On March 17, 2026, two Southern white rhinos ambled out of their transport crates and onto the grasslands of Kidepo Valley National Park in northeastern Uganda. It was an ordinary moment for the rhinos — and an extraordinary one for the country. These were the first rhinos to set foot in Kidepo since 1983, when the last animals were killed by poachers during the political chaos of the post-Idi Amin era.
Forty-three years of absence, ended in a single afternoon.
A Comeback Decades in the Making
Uganda was once home to healthy populations of both Northern white and Eastern black rhinos. But the political instability of the 1970s and early 1980s created conditions that poachers exploited ruthlessly. By 1983, both subspecies had been completely wiped out from the country.
The road back began in 1997 with the founding of Rhino Fund Uganda, an organization dedicated to rebuilding what had been lost. The first tangible step came in 2001, when two Southern white rhinos arrived at the Uganda Wildlife Education Centre. Then came Ziwa Rhino Sanctuary, established in 2005, which received six more animals — four from Kenya's Solio Game Reserve and two from Disney's Animal Kingdom in Florida.
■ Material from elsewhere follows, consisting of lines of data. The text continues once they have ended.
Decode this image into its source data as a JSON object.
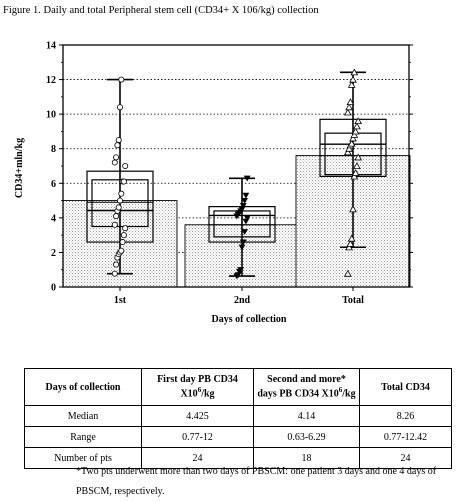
{
  "figure": {
    "title": "Figure 1. Daily and total Peripheral stem cell (CD34+ X 106/kg) collection"
  },
  "chart_data": {
    "type": "box",
    "ylabel": "CD34+mln/kg",
    "xlabel": "Days of collection",
    "ylim": [
      0,
      14
    ],
    "yticks": [
      0,
      2,
      4,
      6,
      8,
      10,
      12,
      14
    ],
    "grid": "dotted-horizontal",
    "groups": [
      {
        "category": "1st",
        "marker": "circle",
        "bar_mean": 5.0,
        "whisker_low": 0.77,
        "whisker_high": 12.0,
        "box_outer_low": 2.6,
        "box_outer_high": 6.7,
        "box_inner_low": 3.5,
        "box_inner_high": 6.2,
        "median": 4.425,
        "mean": 4.9,
        "points": [
          0.77,
          1.3,
          1.7,
          1.9,
          2.0,
          2.1,
          2.6,
          3.0,
          3.4,
          3.6,
          4.1,
          4.4,
          4.6,
          5.0,
          5.4,
          6.1,
          6.1,
          7.0,
          7.2,
          7.5,
          8.2,
          8.5,
          10.4,
          12.0
        ]
      },
      {
        "category": "2nd",
        "marker": "triangle-down",
        "bar_mean": 3.6,
        "whisker_low": 0.63,
        "whisker_high": 6.29,
        "box_outer_low": 2.6,
        "box_outer_high": 4.65,
        "box_inner_low": 2.9,
        "box_inner_high": 4.4,
        "median": 4.14,
        "mean": 3.6,
        "points": [
          0.63,
          0.7,
          0.9,
          1.0,
          2.3,
          2.6,
          3.2,
          3.8,
          4.0,
          4.1,
          4.2,
          4.3,
          4.4,
          4.5,
          4.7,
          5.0,
          5.3,
          6.29
        ]
      },
      {
        "category": "Total",
        "marker": "triangle-up",
        "bar_mean": 7.6,
        "whisker_low": 2.3,
        "whisker_high": 12.42,
        "box_outer_low": 6.4,
        "box_outer_high": 9.7,
        "box_inner_low": 6.5,
        "box_inner_high": 8.9,
        "median": 8.26,
        "mean": 7.6,
        "points": [
          0.77,
          2.3,
          2.5,
          2.8,
          4.5,
          6.4,
          6.6,
          7.0,
          7.5,
          7.8,
          8.0,
          8.2,
          8.3,
          8.6,
          8.8,
          9.0,
          9.3,
          9.6,
          10.1,
          10.4,
          10.7,
          11.7,
          12.0,
          12.42
        ]
      }
    ]
  },
  "table": {
    "headers": [
      "Days of collection",
      "First day PB CD34 X10",
      "Second and more* days PB CD34 X10",
      "Total CD34"
    ],
    "header_sup": "6",
    "header_suffix": "/kg",
    "rows": [
      {
        "label": "Median",
        "values": [
          "4.425",
          "4.14",
          "8.26"
        ]
      },
      {
        "label": "Range",
        "values": [
          "0.77-12",
          "0.63-6.29",
          "0.77-12.42"
        ]
      },
      {
        "label": "Number of pts",
        "values": [
          "24",
          "18",
          "24"
        ]
      }
    ]
  },
  "footnote": "*Two pts underwent more than two days of PBSCM: one patient 3 days and one 4 days of PBSCM, respectively."
}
Protected from poaching and surrounded by ideal habitat, the Ziwa population thrived. Not a single rhino has been illegally killed since the sanctuary's founding. By late 2025, the population had grown enough to begin the next phase: reintroduction into the wild.
Expanding Across Uganda
The Kidepo translocation follows an earlier reintroduction at Ajai Wildlife Reserve, where four rhinos were moved in January 2026. Sixteen more animals are planned for Ajai in the coming months to establish a viable founding population. Combined with the eight rhinos being phased into Kidepo, Uganda is rapidly rebuilding its rhino presence across multiple landscapes.
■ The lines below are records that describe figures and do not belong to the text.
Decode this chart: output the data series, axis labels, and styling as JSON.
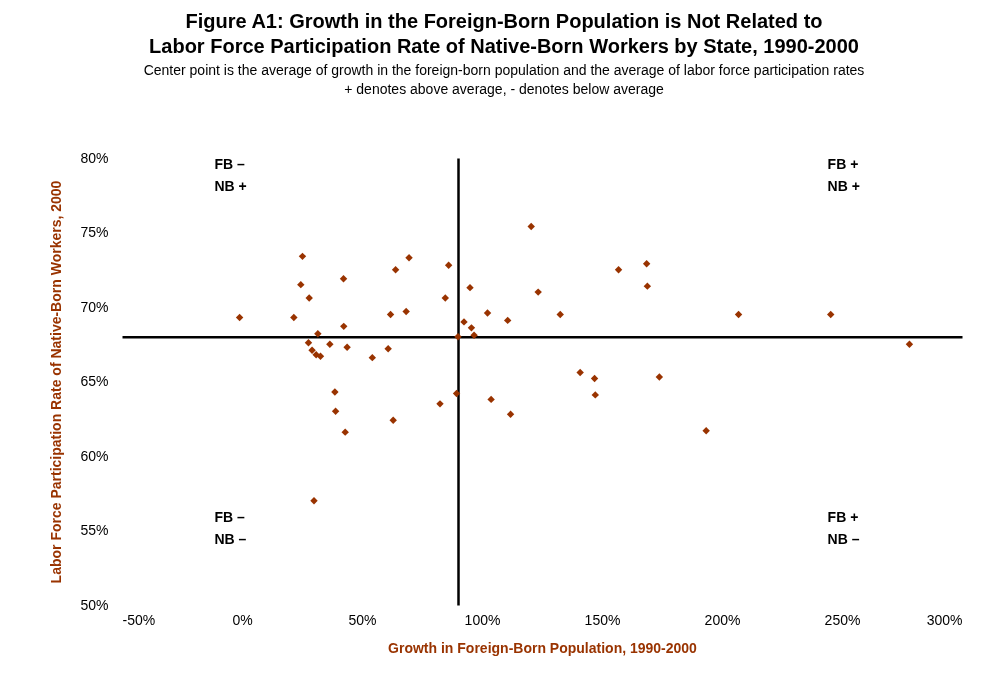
{
  "chart_data": {
    "type": "scatter",
    "title": [
      "Figure A1: Growth in the Foreign-Born Population is Not Related to",
      "Labor Force Participation Rate of Native-Born Workers by State, 1990-2000"
    ],
    "subtitle": [
      "Center point is the average of growth in the foreign-born population and the average of labor force participation rates",
      "+ denotes above average, - denotes below average"
    ],
    "xlabel": "Growth in Foreign-Born Population, 1990-2000",
    "ylabel": "Labor Force Participation Rate of Native-Born Workers, 2000",
    "annotations": [
      "FB –\nNB +",
      "FB +\nNB +",
      "FB –\nNB –",
      "FB +\nNB –"
    ],
    "x": [
      -1.0,
      25.2,
      24.5,
      28.0,
      21.6,
      31.6,
      27.7,
      29.2,
      30.9,
      32.7,
      36.6,
      42.3,
      42.4,
      43.8,
      54.3,
      60.9,
      64.0,
      69.6,
      61.9,
      68.4,
      86.1,
      84.7,
      90,
      38.7,
      39.0,
      43.0,
      63.0,
      82.5,
      89.4,
      95.0,
      92.5,
      95.6,
      96.7,
      102.3,
      110.7,
      120.5,
      123.4,
      132.6,
      156.9,
      168.6,
      168.9,
      206.9,
      245.3,
      278.1,
      140.9,
      146.9,
      147.2,
      173.9,
      193.4,
      103.8,
      111.9,
      30.0
    ],
    "series": [
      {
        "color": "#993300",
        "values": [
          69.3,
          73.4,
          71.5,
          70.6,
          69.3,
          68.2,
          67.6,
          67.1,
          66.8,
          66.7,
          67.5,
          71.9,
          68.7,
          67.3,
          66.6,
          67.2,
          72.5,
          73.3,
          69.5,
          69.7,
          72.8,
          70.6,
          68,
          64.3,
          63.0,
          61.6,
          62.4,
          63.5,
          64.2,
          71.3,
          69.0,
          68.6,
          68.1,
          69.6,
          69.1,
          75.4,
          71.0,
          69.5,
          72.5,
          72.9,
          71.4,
          69.5,
          69.5,
          67.5,
          65.6,
          65.2,
          64.1,
          65.3,
          61.7,
          63.8,
          62.8,
          57.0
        ]
      }
    ],
    "xlim": [
      -50,
      300
    ],
    "xticks": [
      {
        "value": -50,
        "label": "-50%"
      },
      {
        "value": 0,
        "label": "0%"
      },
      {
        "value": 50,
        "label": "50%"
      },
      {
        "value": 100,
        "label": "100%"
      },
      {
        "value": 150,
        "label": "150%"
      },
      {
        "value": 200,
        "label": "200%"
      },
      {
        "value": 250,
        "label": "250%"
      },
      {
        "value": 300,
        "label": "300%"
      }
    ],
    "ylim": [
      50,
      80
    ],
    "yticks": [
      {
        "value": 50,
        "label": "50%"
      },
      {
        "value": 55,
        "label": "55%"
      },
      {
        "value": 60,
        "label": "60%"
      },
      {
        "value": 65,
        "label": "65%"
      },
      {
        "value": 70,
        "label": "70%"
      },
      {
        "value": 75,
        "label": "75%"
      },
      {
        "value": 80,
        "label": "80%"
      }
    ],
    "ref_lines": [
      {
        "axis": "x",
        "value": 90
      },
      {
        "axis": "y",
        "value": 68
      }
    ],
    "marker": "diamond",
    "grid": false
  }
}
In December 2025, eight additional animals were brought from South Africa to boost genetic diversity, bringing Uganda's total rhino population to 61 — up from zero just 25 years ago.
Why Kidepo Matters
Kidepo Valley National Park is one of Uganda's most remote and intact savannah ecosystems, bordering South Sudan and Kenya. Its rugged beauty and isolation made it one of the last places rhinos survived in Uganda — and one of the most meaningful places to bring them back.
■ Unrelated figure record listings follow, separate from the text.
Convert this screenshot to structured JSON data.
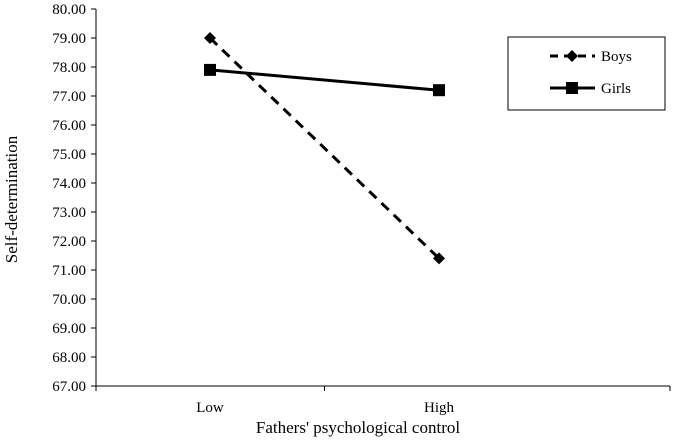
{
  "chart_data": {
    "type": "line",
    "categories": [
      "Low",
      "High"
    ],
    "series": [
      {
        "name": "Boys",
        "values": [
          79.0,
          71.4
        ],
        "line_style": "dashed",
        "marker": "diamond",
        "color": "#000000"
      },
      {
        "name": "Girls",
        "values": [
          77.9,
          77.2
        ],
        "line_style": "solid",
        "marker": "square",
        "color": "#000000"
      }
    ],
    "title": "",
    "xlabel": "Fathers' psychological control",
    "ylabel": "Self-determination",
    "ylim": [
      67,
      80
    ],
    "yticks": [
      "67.00",
      "68.00",
      "69.00",
      "70.00",
      "71.00",
      "72.00",
      "73.00",
      "74.00",
      "75.00",
      "76.00",
      "77.00",
      "78.00",
      "79.00",
      "80.00"
    ],
    "grid": false,
    "legend_position": "top-right"
  }
}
"Kidepo Valley National Park is one of Uganda's most intact savannah ecosystems, and the reintroduction of Southern White Rhinos restores a key component of that ecosystem," said John Makombo, Commissioner for Biodiversity Management at the Uganda Wildlife Authority. "This reintroduction strengthens not only species recovery but also ecosystem integrity and resilience."
Preparing the park required significant infrastructure work: a secure rhino sanctuary with fencing, accessible roads, water sources, ranger accommodation, and monitoring capabilities all had to be built in one of the most remote corners of the country.
What's Next
Conservationists aren't stopping here. The next target is Murchison Falls National Park, Uganda's largest national park, which itself lost its Northern white rhino population in the early 1980s. If the current reintroductions succeed, plans call for bringing at least 20 Eastern black rhinos into the country as well.
The story of Uganda's rhinos is one of the most complete conservation arcs in modern history: total extinction, followed by patient decades of breeding, and now a species returning to landscapes it was driven from within living memory. It's a reminder that conservation losses, even devastating ones, don't have to be permanent — if the will and the work are there to reverse them.